The second ground for appealing or obtaining leave to appeal that is put before us is, to my mind, one of fact or, at most, one of mixed fact and law. It is said that the girth of the gutter that is required to be installed in circumstances like these is 450 millimetres. It is a valley gutter and therefore there may be some argument as to whether one measures it around the girth or across the width as such.
It is submitted that the relevant standard requires that it be the girth that is used as the appropriate dimension, and that an error was made in the reasons of the Judge, and perhaps also of the Tribunal, for treating the girth as one required to be only 400 millimetres. There is, however, no identifiable problem or question or difficulty of fact or law in recognising the existence of a difference between these two methods of measurement, or between 400 millimetres and 450 millimetres. At best for the applicant, the matter raises only a simple inquiry as to how a gutter is to be measured in terms of the standard.

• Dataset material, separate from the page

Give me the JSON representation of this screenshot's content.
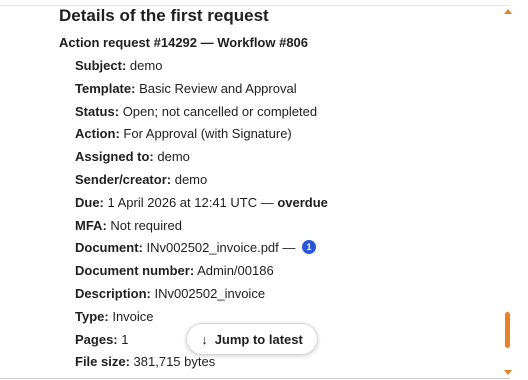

Mr Coulsen candidly conceded that the matter might have been made more clear by evidence in the original proceedings; but, however the problem has arisen, if there is an error in this case, it is not such as to induce the Court to grant leave to appeal in respect of it. There have, as I have already said, been two fairly full hearings already. There is now this application before us, and if leave is granted, there will then be an appeal and possibly a remit back to the Tribunal for a further hearing.
The amount involved is, as far as I can see, only some $6,000, or that is the difference involved. It seems to me that it would be quite inappropriate to permit the matter to go further. As a matter of discretion therefore I would not grant leave to appeal in this case.
THE CHIEF JUSTICE: I agree.
JONES J: I also agree.
THE CHIEF JUSTICE: The application is refused.